If you wonder why I'm downloading the sources.jar from Maven:

  • It's publicly hosted
  • It's built and packaged in the exact same way as the bundled metadata
  • It provides cryptographic signatures which I can verify
  • While the download includes unnecessary things (the Java source code), most of the file size comes from the metadata
  • Compared to the main jar it is slightly smaller and contains no executable code

Instead of downloading the metadata into files you could just as well read them into memory buffers and drop them from memory once read by PhoneNumberUtil, if memory usage is a concern.
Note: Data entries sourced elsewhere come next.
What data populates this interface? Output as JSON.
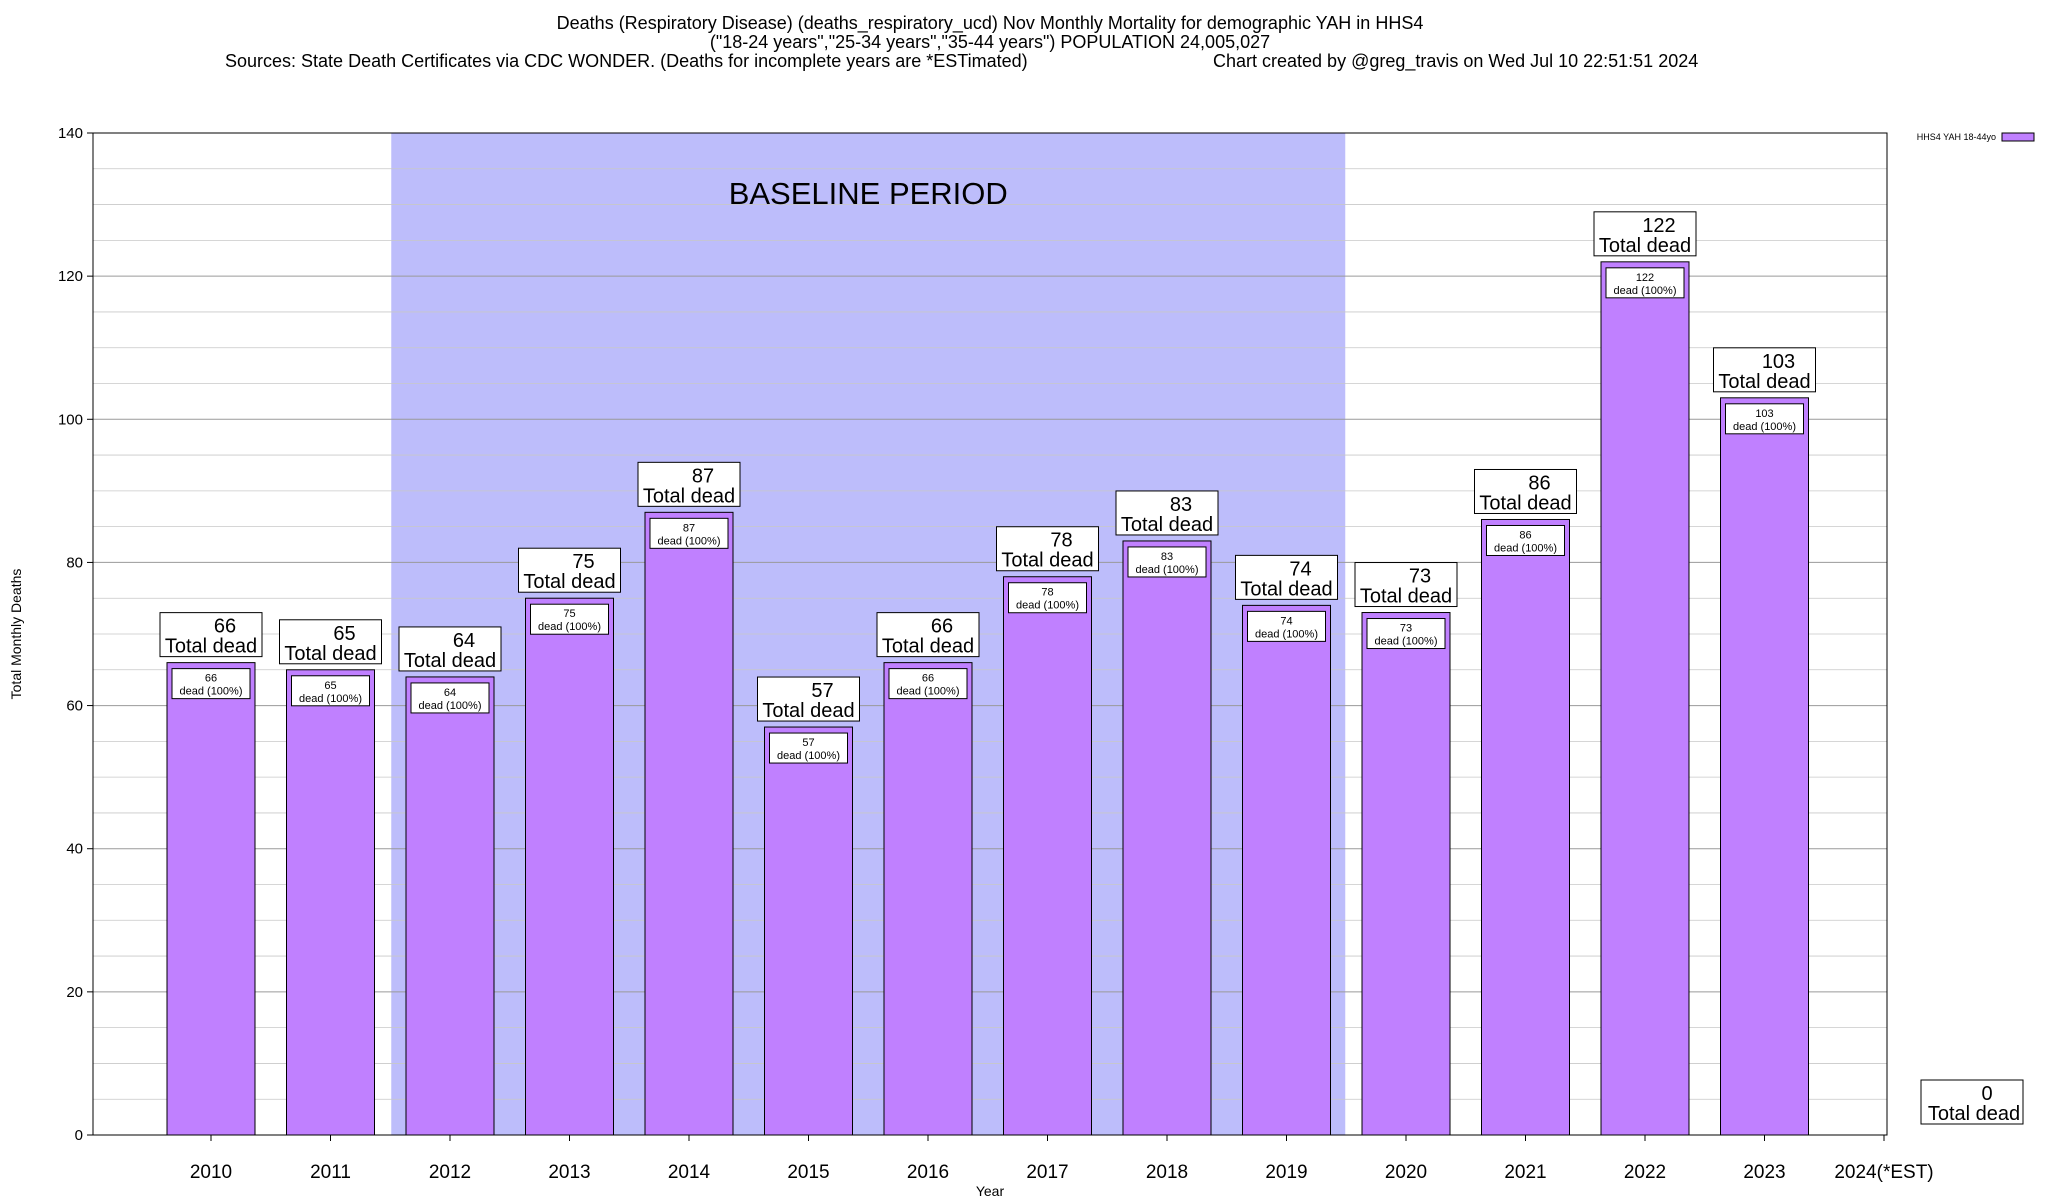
{
  "title": {
    "line1": "Deaths (Respiratory Disease) (deaths_respiratory_ucd) Nov Monthly Mortality for demographic YAH in HHS4",
    "line2": "(\"18-24 years\",\"25-34 years\",\"35-44 years\") POPULATION 24,005,027",
    "sources": "Sources: State Death Certificates via CDC WONDER. (Deaths for incomplete years are *ESTimated)",
    "credit": "Chart created by @greg_travis on Wed Jul 10 22:51:51 2024"
  },
  "colors": {
    "bar": "#c080ff",
    "baseline": "#bdbdfb",
    "grid": "#c8c8c8"
  },
  "chart_data": {
    "type": "bar",
    "xlabel": "Year",
    "ylabel": "Total Monthly Deaths",
    "ylim": [
      0,
      140
    ],
    "yticks": [
      "0",
      "20",
      "40",
      "60",
      "80",
      "100",
      "120",
      "140"
    ],
    "grid": true,
    "legend_position": "top-right",
    "categories": [
      "2010",
      "2011",
      "2012",
      "2013",
      "2014",
      "2015",
      "2016",
      "2017",
      "2018",
      "2019",
      "2020",
      "2021",
      "2022",
      "2023",
      "2024(*EST)"
    ],
    "series": [
      {
        "name": "HHS4 YAH 18-44yo",
        "values": [
          66,
          65,
          64,
          75,
          87,
          57,
          66,
          78,
          83,
          74,
          73,
          86,
          122,
          103,
          0
        ]
      }
    ],
    "total_label": "Total dead",
    "inner_label": "dead (100%)",
    "baseline_period": {
      "label": "BASELINE PERIOD",
      "start": "2012",
      "end": "2019"
    }
  }
}
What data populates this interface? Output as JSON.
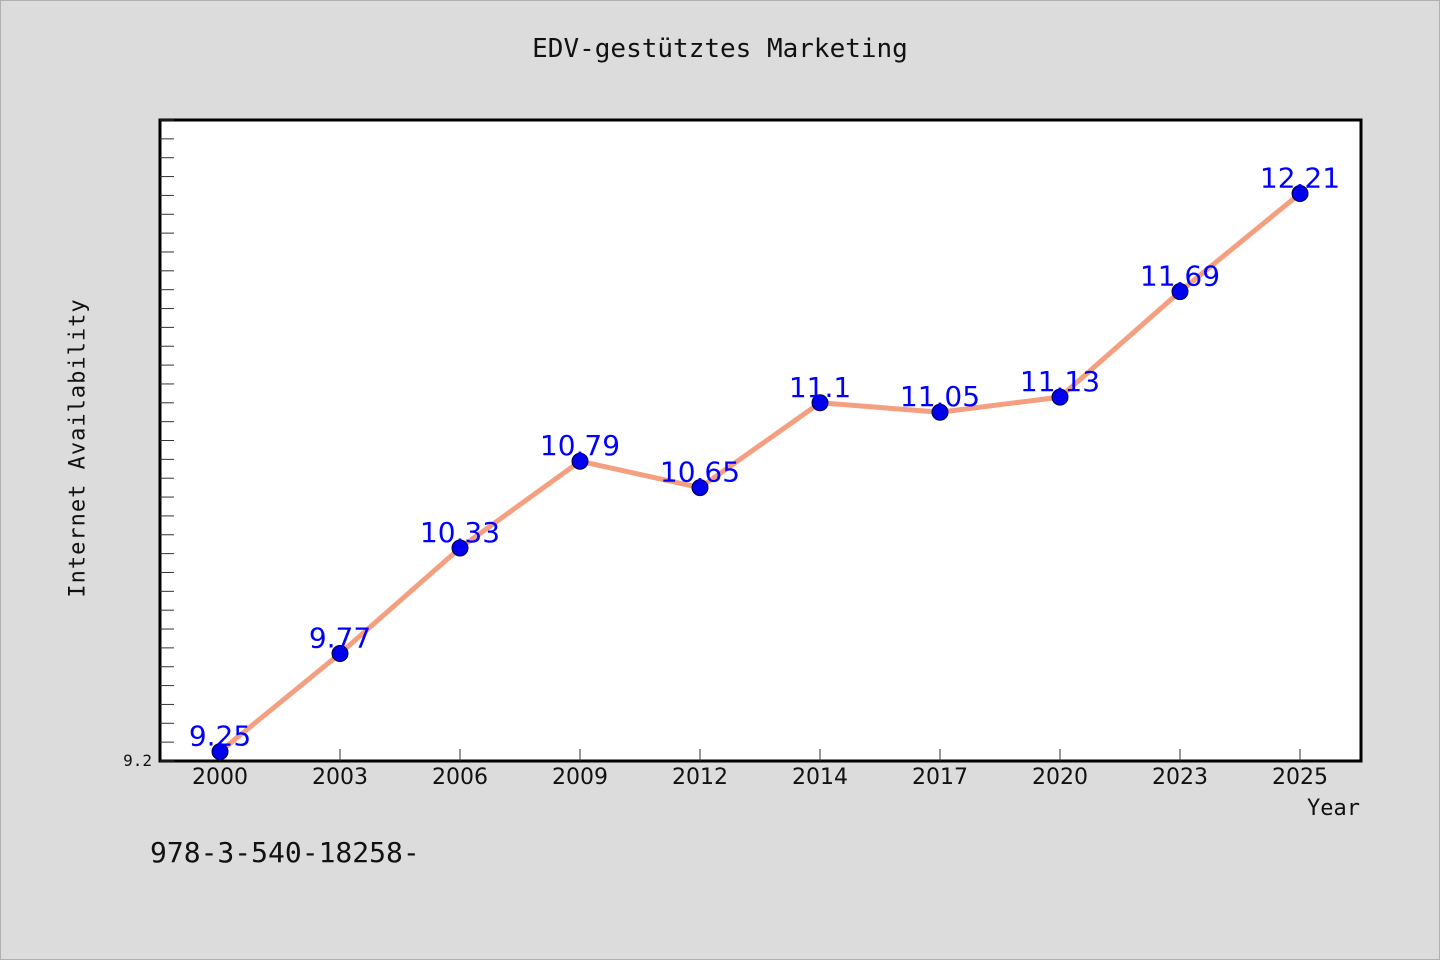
{
  "chart_data": {
    "type": "line",
    "title": "EDV-gestütztes Marketing",
    "xlabel": "Year",
    "ylabel": "Internet Availability",
    "categories": [
      "2000",
      "2003",
      "2006",
      "2009",
      "2012",
      "2014",
      "2017",
      "2020",
      "2023",
      "2025"
    ],
    "series": [
      {
        "values": [
          9.25,
          9.77,
          10.33,
          10.79,
          10.65,
          11.1,
          11.05,
          11.13,
          11.69,
          12.21
        ]
      }
    ],
    "data_labels": [
      "9.25",
      "9.77",
      "10.33",
      "10.79",
      "10.65",
      "11.1",
      "11.05",
      "11.13",
      "11.69",
      "12.21"
    ],
    "ylim": [
      9.2,
      12.6
    ],
    "y_tick_labels": [
      "9.2"
    ],
    "grid": false,
    "line_color": "#f4a080",
    "marker_color": "#0000ee",
    "label_color": "#0000ff"
  },
  "footer": {
    "text": "978-3-540-18258-"
  }
}
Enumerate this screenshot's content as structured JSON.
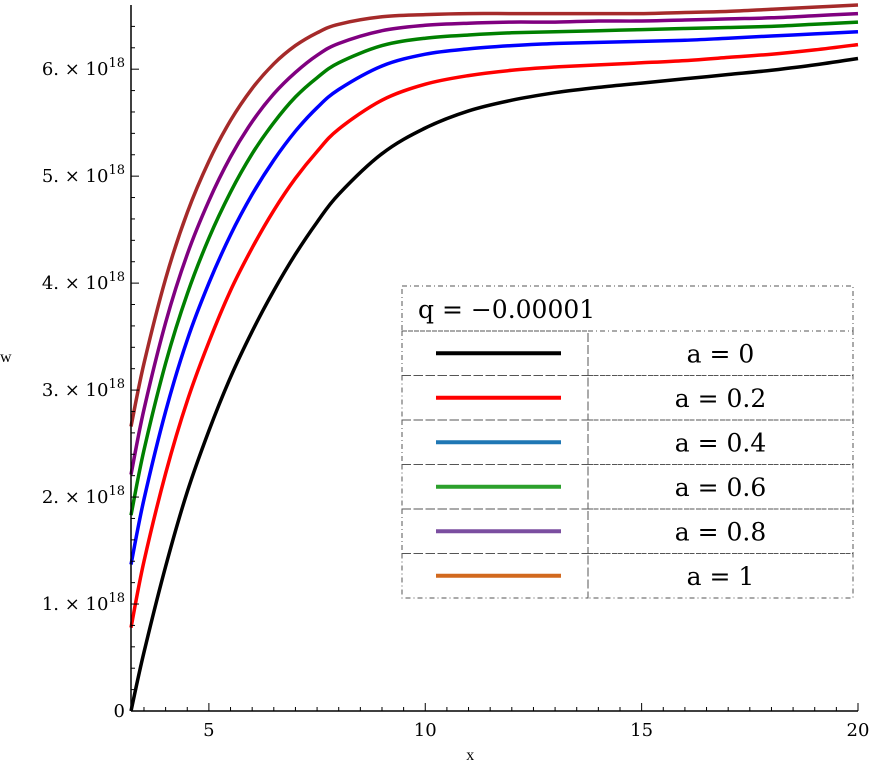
{
  "chart_data": {
    "type": "line",
    "xlabel": "x",
    "ylabel": "w",
    "xlim": [
      3.2,
      20
    ],
    "ylim": [
      0,
      6.6e+18
    ],
    "x_ticks": [
      5,
      10,
      15,
      20
    ],
    "y_ticks": [
      {
        "value": 0,
        "label": "0"
      },
      {
        "value": 1e+18,
        "mant": "1. × 10",
        "exp": "18"
      },
      {
        "value": 2e+18,
        "mant": "2. × 10",
        "exp": "18"
      },
      {
        "value": 3e+18,
        "mant": "3. × 10",
        "exp": "18"
      },
      {
        "value": 4e+18,
        "mant": "4. × 10",
        "exp": "18"
      },
      {
        "value": 5e+18,
        "mant": "5. × 10",
        "exp": "18"
      },
      {
        "value": 6e+18,
        "mant": "6. × 10",
        "exp": "18"
      }
    ],
    "grid": false,
    "legend_position": "center-right",
    "legend_title": "q = −0.00001",
    "x": [
      3.2,
      3.5,
      4,
      4.5,
      5,
      5.5,
      6,
      6.5,
      7,
      7.5,
      8,
      9,
      10,
      11,
      12,
      13,
      14,
      15,
      16,
      17,
      18,
      19,
      20
    ],
    "series": [
      {
        "name": "a = 0",
        "color": "#000000",
        "legend_color": "#000000",
        "values": [
          0.0,
          5.5e+17,
          1.35e+18,
          2.05e+18,
          2.62e+18,
          3.12e+18,
          3.55e+18,
          3.93e+18,
          4.27e+18,
          4.57e+18,
          4.83e+18,
          5.21e+18,
          5.45e+18,
          5.61e+18,
          5.71e+18,
          5.78e+18,
          5.83e+18,
          5.87e+18,
          5.91e+18,
          5.95e+18,
          5.99e+18,
          6.04e+18,
          6.1e+18
        ]
      },
      {
        "name": "a = 0.2",
        "color": "#ff0000",
        "legend_color": "#ff0000",
        "values": [
          7.8e+17,
          1.4e+18,
          2.22e+18,
          2.9e+18,
          3.45e+18,
          3.93e+18,
          4.33e+18,
          4.68e+18,
          4.98e+18,
          5.23e+18,
          5.44e+18,
          5.71e+18,
          5.86e+18,
          5.94e+18,
          5.99e+18,
          6.02e+18,
          6.04e+18,
          6.06e+18,
          6.08e+18,
          6.11e+18,
          6.14e+18,
          6.18e+18,
          6.23e+18
        ]
      },
      {
        "name": "a = 0.4",
        "color": "#0000ff",
        "legend_color": "#1f77b4",
        "values": [
          1.37e+18,
          1.98e+18,
          2.8e+18,
          3.47e+18,
          4e+18,
          4.45e+18,
          4.83e+18,
          5.15e+18,
          5.42e+18,
          5.64e+18,
          5.81e+18,
          6.03e+18,
          6.14e+18,
          6.19e+18,
          6.22e+18,
          6.24e+18,
          6.25e+18,
          6.26e+18,
          6.27e+18,
          6.29e+18,
          6.31e+18,
          6.33e+18,
          6.35e+18
        ]
      },
      {
        "name": "a = 0.6",
        "color": "#008000",
        "legend_color": "#2ca02c",
        "values": [
          1.83e+18,
          2.44e+18,
          3.25e+18,
          3.9e+18,
          4.42e+18,
          4.85e+18,
          5.21e+18,
          5.5e+18,
          5.74e+18,
          5.92e+18,
          6.06e+18,
          6.22e+18,
          6.29e+18,
          6.32e+18,
          6.34e+18,
          6.35e+18,
          6.36e+18,
          6.37e+18,
          6.38e+18,
          6.39e+18,
          6.4e+18,
          6.42e+18,
          6.44e+18
        ]
      },
      {
        "name": "a = 0.8",
        "color": "#800080",
        "legend_color": "#7b4ea0",
        "values": [
          2.21e+18,
          2.82e+18,
          3.63e+18,
          4.27e+18,
          4.77e+18,
          5.18e+18,
          5.51e+18,
          5.77e+18,
          5.97e+18,
          6.13e+18,
          6.24e+18,
          6.36e+18,
          6.41e+18,
          6.43e+18,
          6.44e+18,
          6.44e+18,
          6.45e+18,
          6.45e+18,
          6.46e+18,
          6.47e+18,
          6.48e+18,
          6.5e+18,
          6.52e+18
        ]
      },
      {
        "name": "a = 1",
        "color": "#a52a2a",
        "legend_color": "#d2691e",
        "values": [
          2.66e+18,
          3.25e+18,
          4.04e+18,
          4.66e+18,
          5.14e+18,
          5.52e+18,
          5.82e+18,
          6.05e+18,
          6.22e+18,
          6.34e+18,
          6.42e+18,
          6.49e+18,
          6.51e+18,
          6.52e+18,
          6.52e+18,
          6.52e+18,
          6.52e+18,
          6.52e+18,
          6.53e+18,
          6.54e+18,
          6.56e+18,
          6.58e+18,
          6.6e+18
        ]
      }
    ]
  }
}
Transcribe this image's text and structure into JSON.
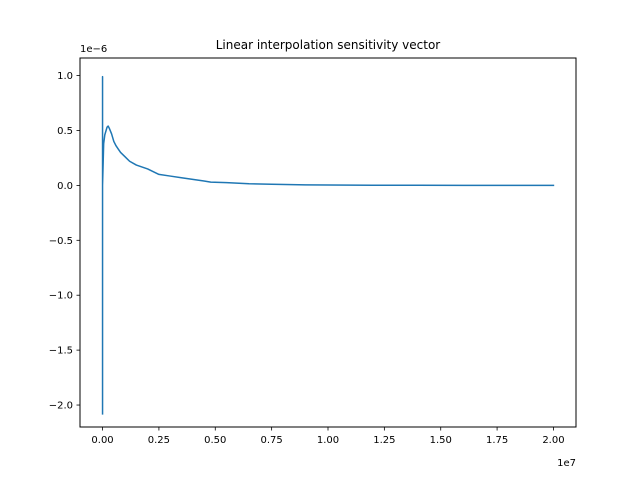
{
  "chart_data": {
    "type": "line",
    "title": "Linear interpolation sensitivity vector",
    "xlabel": "",
    "ylabel": "",
    "x_offset_label": "1e7",
    "y_offset_label": "1e−6",
    "xlim": [
      -1000000,
      21000000
    ],
    "ylim": [
      -2.2e-06,
      1.16e-06
    ],
    "grid": false,
    "legend": null,
    "x_ticks": [
      0,
      2500000,
      5000000,
      7500000,
      10000000,
      12500000,
      15000000,
      17500000,
      20000000
    ],
    "x_tick_labels": [
      "0.00",
      "0.25",
      "0.50",
      "0.75",
      "1.00",
      "1.25",
      "1.50",
      "1.75",
      "2.00"
    ],
    "y_ticks": [
      -2e-06,
      -1.5e-06,
      -1e-06,
      -5e-07,
      0,
      5e-07,
      1e-06
    ],
    "y_tick_labels": [
      "−2.0",
      "−1.5",
      "−1.0",
      "−0.5",
      "0.0",
      "0.5",
      "1.0"
    ],
    "series": [
      {
        "color": "#1f77b4",
        "x": [
          0,
          0,
          0,
          0,
          0,
          50000,
          100000,
          200000,
          250000,
          300000,
          400000,
          500000,
          600000,
          700000,
          800000,
          1000000,
          1200000,
          1500000,
          2000000,
          2500000,
          3000000,
          3500000,
          4000000,
          4500000,
          4800000,
          5500000,
          6500000,
          7500000,
          9000000,
          10000000,
          12000000,
          14000000,
          16000000,
          18000000,
          20000000
        ],
        "y": [
          -2.08e-06,
          9.9e-07,
          0,
          -2.08e-06,
          0,
          3.8e-07,
          4.6e-07,
          5.3e-07,
          5.4e-07,
          5.2e-07,
          4.7e-07,
          4e-07,
          3.6e-07,
          3.3e-07,
          3e-07,
          2.6e-07,
          2.2e-07,
          1.85e-07,
          1.5e-07,
          1e-07,
          8.5e-08,
          7e-08,
          5.5e-08,
          4e-08,
          3e-08,
          2.5e-08,
          1.5e-08,
          1e-08,
          5e-09,
          3e-09,
          1.5e-09,
          1e-09,
          5e-10,
          2e-10,
          0
        ]
      }
    ]
  }
}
You might also be able to skip downloading and unpacking the metadata if the version in maven central matches what you have already.

Implementation-wise I can recommend ktor and kotlinx.serialization together with xmlutil for fetching the maven metadata and downloading the jar, Java's ZipInputStream for extracting the files. Bouncycastle can be used for the signature verification.

class FilesystemMetadataLoader(private val path: Path) : MetadataLoader {
    override fun loadMetadata(metadataFileName: String): InputStream {
        return Files.newInputStream(path.resolve(metadataFileName.removePrefix("/")), StandardOpenOption.READ)
    }
}

Alternative you could download the sources.jar and instead of unpacking it, write a MetadataLoader that is backed directly by a ZipInputStream, that just iterates over the entries until it finds the requested one.